Un joven y extraordinario activista y analista bielorruso, Evgeny Morozov, acaba de refutar las hipótesis simplistas en las que se basan esas etiquetas político-periodísticas en un libro llamado The Net delusion [El engaño de la Red], publicado justo antes del levantamiento de Túnez. El subtítulo de la edición británica es "Cómo no liberar el mundo". Morozov se divierte ridiculizando y destrozando las visiones ingenuas y optimistas que parecen acompañar, especialmente en Estados Unidos, a la aparición de cada nueva tecnología de las comunicaciones (recuerdo un artículo, hace un cuarto de siglo, titulado El fax os hará libres). Demuestra que las afirmaciones sobre la aportación de Twitter y Facebook al movimiento verde de Irán eran exageradas. También los dictadores pueden emplear estas nuevas tecnologías para vigilar, perseguir y tender trampas a sus oponentes. Sobre todo, insiste en que Internet no anula los mecanismos habituales de la política del poder. Es la política la que decide si el dictador va a caer derrocado, como en Túnez, o si van a golpear y encerrar a los blogueros, como en la Bielorrusia de la que es originario Morozov.

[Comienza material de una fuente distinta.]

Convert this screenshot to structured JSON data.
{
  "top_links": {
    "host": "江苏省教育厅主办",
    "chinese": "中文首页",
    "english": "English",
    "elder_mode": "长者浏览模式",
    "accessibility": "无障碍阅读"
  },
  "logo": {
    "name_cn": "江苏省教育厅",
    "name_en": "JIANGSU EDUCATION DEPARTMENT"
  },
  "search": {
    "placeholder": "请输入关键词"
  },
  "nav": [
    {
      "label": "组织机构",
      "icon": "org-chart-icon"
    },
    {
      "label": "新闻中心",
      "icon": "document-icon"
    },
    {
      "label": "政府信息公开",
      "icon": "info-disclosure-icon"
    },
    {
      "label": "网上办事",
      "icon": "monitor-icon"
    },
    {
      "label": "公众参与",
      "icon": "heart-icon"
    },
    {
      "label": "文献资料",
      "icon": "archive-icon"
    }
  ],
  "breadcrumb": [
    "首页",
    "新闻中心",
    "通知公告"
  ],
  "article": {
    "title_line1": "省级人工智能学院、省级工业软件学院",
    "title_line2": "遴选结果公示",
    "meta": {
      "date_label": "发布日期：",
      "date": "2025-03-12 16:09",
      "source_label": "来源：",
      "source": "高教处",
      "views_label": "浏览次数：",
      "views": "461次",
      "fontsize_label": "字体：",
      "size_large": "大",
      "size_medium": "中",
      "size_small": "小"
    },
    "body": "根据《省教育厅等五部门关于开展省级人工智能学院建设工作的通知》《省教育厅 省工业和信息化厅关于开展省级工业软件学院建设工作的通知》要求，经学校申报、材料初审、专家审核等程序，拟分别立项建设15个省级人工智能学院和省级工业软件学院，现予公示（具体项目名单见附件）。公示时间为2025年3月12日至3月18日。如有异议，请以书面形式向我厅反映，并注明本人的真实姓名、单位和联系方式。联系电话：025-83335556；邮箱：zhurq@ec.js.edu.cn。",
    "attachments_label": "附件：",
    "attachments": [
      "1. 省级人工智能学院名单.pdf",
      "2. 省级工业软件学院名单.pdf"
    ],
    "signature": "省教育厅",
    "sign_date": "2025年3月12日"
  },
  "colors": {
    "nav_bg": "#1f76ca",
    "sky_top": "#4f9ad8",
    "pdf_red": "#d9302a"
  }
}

Su postura es saludable, pero, como la mayoría de los revisionistas, Morozov exagera en sentido contrario. Túnez es un caso que corrige de forma muy oportuna su tesis. Porque da la impresión de que Internet sí desempeñó un papel importante en la difusión de la noticia del suicidio que desencadenó las protestas y después en la multiplicación de esas protestas. Se calcula que el 18% de la población tunecina está en Facebook, y el dictador se olvidó de bloquearlo a tiempo. Podemos estar seguros de que los jóvenes universitarios que salieron en tromba a la calle tenían un nivel de participación en la Red (y de uso del móvil) superior a la media. El estudioso Noureddine Miladi cita un cálculo según el cual la mitad del público televisivo de Túnez ve
televisión por satélite, y subraya que "Al Yazira mencionó abundantemente diversas páginas de Facebook y YouTube como fuentes de las informaciones sobre lo que estaba ocurriendo". Es decir, la información profesional en la televisión por satélite se apoyó en el periodismo ciudadano.
Además, estos medios de comunicación traspasan las fronteras. Un destacado especialista británico en el Magreb me enseñó su página de Facebook, que incluye como amigos a muchos de sus antiguos estudiantes magrebíes. Varios marroquíes habían sustituido sus iconos por la bandera tunecina, o un corazón con los nombres de Túnez y Marruecos, para demostrar su entusiasmo por la primera rebelión popular que ha logrado derrocar a un dictador árabe en más de 45 años. Es un grupo muy reducido, pero las élites son importantes, en los movimientos de oposición como en todas las demás cosas.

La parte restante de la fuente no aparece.